Last evening, I had the great misfortune of seeing Joker: Folie à Deux.
There are many instances during this painfully long movie that made my toes curl, yet tragically, wardrobe let me down the most. Harley Quinn, a femme fatale of psychologically disastrous proportions, lacked all of the chaos and eccentricity that makes her who she is.
Her style is a pivotal part of her character: she is the violent, manic pixie dream girl for budding psychopaths, a molotov cocktail of eager playfulness and sadism.

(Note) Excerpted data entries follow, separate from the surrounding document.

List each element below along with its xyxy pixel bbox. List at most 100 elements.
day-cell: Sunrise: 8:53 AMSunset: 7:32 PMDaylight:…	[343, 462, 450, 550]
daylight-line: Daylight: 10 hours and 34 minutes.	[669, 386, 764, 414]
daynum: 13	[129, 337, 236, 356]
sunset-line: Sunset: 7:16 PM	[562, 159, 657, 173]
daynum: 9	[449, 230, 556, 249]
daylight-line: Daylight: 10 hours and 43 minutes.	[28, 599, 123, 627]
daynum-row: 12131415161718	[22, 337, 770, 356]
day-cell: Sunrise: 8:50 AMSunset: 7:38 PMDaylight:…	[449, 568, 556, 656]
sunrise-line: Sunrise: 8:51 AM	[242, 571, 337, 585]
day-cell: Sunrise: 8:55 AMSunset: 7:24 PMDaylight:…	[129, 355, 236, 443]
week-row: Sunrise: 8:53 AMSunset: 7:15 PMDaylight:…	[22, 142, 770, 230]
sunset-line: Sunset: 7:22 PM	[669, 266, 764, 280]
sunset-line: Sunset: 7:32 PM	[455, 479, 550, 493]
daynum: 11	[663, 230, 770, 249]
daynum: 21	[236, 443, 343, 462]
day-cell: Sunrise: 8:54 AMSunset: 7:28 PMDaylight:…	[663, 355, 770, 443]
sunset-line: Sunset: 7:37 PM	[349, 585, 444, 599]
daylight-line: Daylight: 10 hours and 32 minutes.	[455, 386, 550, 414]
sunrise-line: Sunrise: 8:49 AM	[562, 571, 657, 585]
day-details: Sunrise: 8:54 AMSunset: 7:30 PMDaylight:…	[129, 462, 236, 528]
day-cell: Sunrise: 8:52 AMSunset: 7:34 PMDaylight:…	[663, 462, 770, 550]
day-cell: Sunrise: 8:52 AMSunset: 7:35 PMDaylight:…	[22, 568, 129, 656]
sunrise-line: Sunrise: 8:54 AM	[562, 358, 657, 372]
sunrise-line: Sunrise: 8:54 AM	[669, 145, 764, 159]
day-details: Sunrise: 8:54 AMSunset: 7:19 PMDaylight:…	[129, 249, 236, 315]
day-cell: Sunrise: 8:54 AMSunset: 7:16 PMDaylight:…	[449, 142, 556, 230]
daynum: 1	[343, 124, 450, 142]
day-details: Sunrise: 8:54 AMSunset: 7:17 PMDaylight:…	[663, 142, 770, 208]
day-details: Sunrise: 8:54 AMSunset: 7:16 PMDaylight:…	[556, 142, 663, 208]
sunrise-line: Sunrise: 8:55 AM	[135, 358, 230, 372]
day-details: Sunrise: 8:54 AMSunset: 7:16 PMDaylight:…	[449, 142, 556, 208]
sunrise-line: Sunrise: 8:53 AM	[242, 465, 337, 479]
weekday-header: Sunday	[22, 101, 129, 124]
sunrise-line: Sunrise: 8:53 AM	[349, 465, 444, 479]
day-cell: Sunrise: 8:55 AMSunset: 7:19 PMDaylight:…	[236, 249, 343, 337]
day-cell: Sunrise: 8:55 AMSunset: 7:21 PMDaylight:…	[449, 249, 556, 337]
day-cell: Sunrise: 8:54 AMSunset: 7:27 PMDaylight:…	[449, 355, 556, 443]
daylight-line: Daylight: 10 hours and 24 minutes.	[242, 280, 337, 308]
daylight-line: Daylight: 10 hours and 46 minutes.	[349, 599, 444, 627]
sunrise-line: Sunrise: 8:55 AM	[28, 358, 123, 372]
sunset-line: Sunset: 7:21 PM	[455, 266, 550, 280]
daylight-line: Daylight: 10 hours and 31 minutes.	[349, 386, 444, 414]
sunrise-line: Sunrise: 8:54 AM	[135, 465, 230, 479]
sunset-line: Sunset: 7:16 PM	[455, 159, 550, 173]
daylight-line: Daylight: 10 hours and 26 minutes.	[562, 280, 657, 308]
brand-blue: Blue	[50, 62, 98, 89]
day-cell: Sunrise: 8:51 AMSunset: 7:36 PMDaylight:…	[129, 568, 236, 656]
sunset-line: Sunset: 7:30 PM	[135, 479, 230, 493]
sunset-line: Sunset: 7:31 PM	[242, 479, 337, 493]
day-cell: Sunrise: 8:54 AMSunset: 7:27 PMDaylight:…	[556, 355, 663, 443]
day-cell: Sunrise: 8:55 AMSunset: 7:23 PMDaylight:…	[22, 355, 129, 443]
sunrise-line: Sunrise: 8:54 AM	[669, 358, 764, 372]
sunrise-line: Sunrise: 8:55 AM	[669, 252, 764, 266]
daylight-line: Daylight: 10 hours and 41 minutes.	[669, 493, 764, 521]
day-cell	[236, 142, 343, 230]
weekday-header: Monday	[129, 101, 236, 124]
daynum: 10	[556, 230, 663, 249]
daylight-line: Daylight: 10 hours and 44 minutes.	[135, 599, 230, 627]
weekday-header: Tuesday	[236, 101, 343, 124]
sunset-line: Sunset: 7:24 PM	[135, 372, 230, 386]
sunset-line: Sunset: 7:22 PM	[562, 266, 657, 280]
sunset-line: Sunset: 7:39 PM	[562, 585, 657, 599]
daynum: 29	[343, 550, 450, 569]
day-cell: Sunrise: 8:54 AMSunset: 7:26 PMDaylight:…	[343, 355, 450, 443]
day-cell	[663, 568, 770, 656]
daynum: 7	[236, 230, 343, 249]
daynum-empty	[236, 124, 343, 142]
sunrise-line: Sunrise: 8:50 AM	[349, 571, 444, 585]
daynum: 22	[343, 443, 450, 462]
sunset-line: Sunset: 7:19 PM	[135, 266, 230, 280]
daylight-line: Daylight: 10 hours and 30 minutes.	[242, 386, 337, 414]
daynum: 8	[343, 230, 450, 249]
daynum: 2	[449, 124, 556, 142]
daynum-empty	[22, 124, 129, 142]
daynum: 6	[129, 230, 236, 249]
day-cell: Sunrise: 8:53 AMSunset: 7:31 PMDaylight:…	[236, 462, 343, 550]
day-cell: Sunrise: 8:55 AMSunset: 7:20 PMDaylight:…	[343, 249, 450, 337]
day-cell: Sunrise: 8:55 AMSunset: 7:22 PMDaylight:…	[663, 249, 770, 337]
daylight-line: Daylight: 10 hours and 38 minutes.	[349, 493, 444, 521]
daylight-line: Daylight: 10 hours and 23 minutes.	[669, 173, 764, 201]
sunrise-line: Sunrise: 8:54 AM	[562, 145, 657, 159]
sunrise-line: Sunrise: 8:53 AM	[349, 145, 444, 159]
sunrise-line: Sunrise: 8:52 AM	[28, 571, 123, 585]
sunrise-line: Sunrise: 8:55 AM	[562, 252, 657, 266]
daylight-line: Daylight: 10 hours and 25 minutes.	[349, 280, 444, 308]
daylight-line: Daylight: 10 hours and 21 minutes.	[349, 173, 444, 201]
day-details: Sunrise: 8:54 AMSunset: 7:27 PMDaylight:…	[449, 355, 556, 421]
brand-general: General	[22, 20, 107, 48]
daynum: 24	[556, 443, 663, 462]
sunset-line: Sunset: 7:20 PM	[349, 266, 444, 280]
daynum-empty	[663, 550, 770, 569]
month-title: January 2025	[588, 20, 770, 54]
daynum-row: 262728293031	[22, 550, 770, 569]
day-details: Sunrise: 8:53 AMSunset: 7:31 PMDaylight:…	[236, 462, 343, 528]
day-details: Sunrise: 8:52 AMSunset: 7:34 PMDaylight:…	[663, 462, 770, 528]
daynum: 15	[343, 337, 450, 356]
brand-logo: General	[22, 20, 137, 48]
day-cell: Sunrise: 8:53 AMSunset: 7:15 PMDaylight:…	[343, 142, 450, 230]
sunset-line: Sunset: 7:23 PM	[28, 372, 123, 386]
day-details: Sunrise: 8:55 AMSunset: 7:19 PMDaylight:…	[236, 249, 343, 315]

Originally introduced in 1977 in the animated Batman series and including her portrayal in the Suicide Squad films, Quinns’s outfits were shocking and rebellious. Mirrors of her inner chaos.






A shocking palette that combined red, black, blue and pink. Playful and dangerous, showcasing the extreme highs and lows that we feel her experience.
The harlequin outfit, the jester — representative of the comedy and tragedy that is her life. Her turbulent and abusive childhood spiraling into her chaotic and intense love for the Joker.
Absurdist weapons! The baseball bat and mallet are so ridiculous it almost makes you second guess her dedication; a manically childlike symbol of her unpredictable nature. She’s funny, she’s flirty, she will take your
fuckinghead off.The abused Barbie Doll aesthetic is brilliant. Her makeup is smeared, cheap, put on with the frenzie of a child left alone to play in mommy’s purse. Her pigtails whirling around in happiness or despair is a disturbing and striking thing to witness.
In contrast, Folie à Deux presents us with a different point of view.
We see the power dynamic between Harley and the Joker change, placing her in the position of manipulator instead of the brainwashed victim. I assumed that such a paradigm shift would make a loud entrance, but alas, crickets.






The walk up the court steps…how to begin? Her hair slicked back, with a red lip to match the velvet embroidered blazer, neatly manicured nails loosely carrying a black leather bag, it’s painfully contrived. It’s the trust fund version of Harley, her rich step-sister with the doting, non-shitty family.
When we finally see her familiar harlequin motif, it falls flat. The overuse of the diamonds (seen in the red blazer, top and tights) has a lack of personality and chaotic purpose that Harley Quinn most certainly does not.
One of the worst offenders is the courthouse outfit in which she is wearing a FLORAL DRESS with a Peter Pan collar - making her absolutely invisible in a courtroom catered to chaos. The striking normalcy of her courtroom appearances took away her unpredictable shock value, the comedy and the tragedy.
The oversized and tattered cardigans that seemed to be a quintessential part of this new Harley’s wardrobe continue to allude me. The only way I could see this new choice in stylization work is if the recycled indie sleaze Urban Outfitters has repeated since 2008 was stacked in layers, tattered from wear, and visually distorted. Like Harley is.
Harley Quinn does not just wear an outfit, Harley Quinn wears her chaotic heart directly on her sleeves. She does it better than anyone else; no matter if you love her, hate her, or just love to hate her.
Rest In Mayhem to Gotham’s most frenzied, feminine fashion figures.
Maybe it’s not a tragedy, but a twisted kind of comedy.
Critically yours,
Alexandra Diana, The A List
This post was brought to you by Wölffer Dry Rose Cider, of which I had several to numb my viewing displeasure.